Ah…tidak segampang itu, tentulah akan terjadi masalah yang lebih rumit lagi.
Lalu apa bentuk tanggung jawab pihak
yang menempatkan PKL tersebut? Apa yang bisa dilakukan oleh para PKL mengingat
mereka sama sekali tidak mempunyai kekuatan hukum??

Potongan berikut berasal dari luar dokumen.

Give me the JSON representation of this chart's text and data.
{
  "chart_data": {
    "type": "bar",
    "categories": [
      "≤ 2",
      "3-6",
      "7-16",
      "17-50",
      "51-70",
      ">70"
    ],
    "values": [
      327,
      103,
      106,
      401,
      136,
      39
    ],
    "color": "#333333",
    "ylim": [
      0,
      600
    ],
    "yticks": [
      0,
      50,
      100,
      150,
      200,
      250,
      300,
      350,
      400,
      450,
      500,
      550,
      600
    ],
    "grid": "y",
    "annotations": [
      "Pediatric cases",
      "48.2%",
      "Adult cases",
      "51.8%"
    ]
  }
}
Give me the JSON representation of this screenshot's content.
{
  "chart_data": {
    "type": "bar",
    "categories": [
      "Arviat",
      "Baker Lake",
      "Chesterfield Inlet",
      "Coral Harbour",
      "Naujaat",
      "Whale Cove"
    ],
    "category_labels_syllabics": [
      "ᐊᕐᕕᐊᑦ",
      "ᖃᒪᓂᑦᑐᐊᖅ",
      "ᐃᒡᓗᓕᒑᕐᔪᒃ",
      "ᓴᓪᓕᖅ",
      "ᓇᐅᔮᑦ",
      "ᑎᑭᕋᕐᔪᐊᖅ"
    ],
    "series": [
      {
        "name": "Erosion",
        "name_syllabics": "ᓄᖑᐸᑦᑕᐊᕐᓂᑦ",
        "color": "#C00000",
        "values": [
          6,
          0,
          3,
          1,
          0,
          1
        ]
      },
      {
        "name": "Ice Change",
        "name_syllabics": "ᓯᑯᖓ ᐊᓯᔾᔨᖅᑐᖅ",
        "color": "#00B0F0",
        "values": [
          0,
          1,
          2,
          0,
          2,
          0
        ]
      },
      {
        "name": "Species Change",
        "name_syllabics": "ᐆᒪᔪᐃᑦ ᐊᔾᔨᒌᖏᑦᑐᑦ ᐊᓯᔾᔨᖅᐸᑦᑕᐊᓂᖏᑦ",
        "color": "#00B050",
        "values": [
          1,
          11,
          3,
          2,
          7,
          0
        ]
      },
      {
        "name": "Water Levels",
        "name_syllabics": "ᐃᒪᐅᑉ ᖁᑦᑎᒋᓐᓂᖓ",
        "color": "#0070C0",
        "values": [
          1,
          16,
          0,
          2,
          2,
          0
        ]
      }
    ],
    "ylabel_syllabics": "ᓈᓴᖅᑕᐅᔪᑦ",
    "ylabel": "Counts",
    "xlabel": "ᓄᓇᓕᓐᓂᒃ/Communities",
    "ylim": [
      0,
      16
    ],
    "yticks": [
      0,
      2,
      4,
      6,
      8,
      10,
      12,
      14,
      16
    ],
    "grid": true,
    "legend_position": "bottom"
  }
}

JIKA KABAR ITU TIDAK BENAR
Saya sangat berharap pemandangan PKL yang saya lihat
di Jl. H.S. Cokroaminoto hanyalah bersifat sementara, dalam artian pihak
berwenang memiliki konsep penanganan PKL yang lebih baik lagi. Keberadaan para
PKL di median jalan hanyalah selama lahan yang dibuatkan untuk mereka belum
jadi, jika sudah siap maka mereka akan dipindahkan dan fungsi median jalan akan
dikembalikan sebagaimana sedia kala dengan tanaman dan jalur hijau (harapan saya).
Sekadar saran bagi pihak berwenang, janganlah pernah
bosan untuk memperbaiki wajah Kota Makassar dan semua masalahnya, janganlah
menyepelekan kepentingan rakyat demi golongan.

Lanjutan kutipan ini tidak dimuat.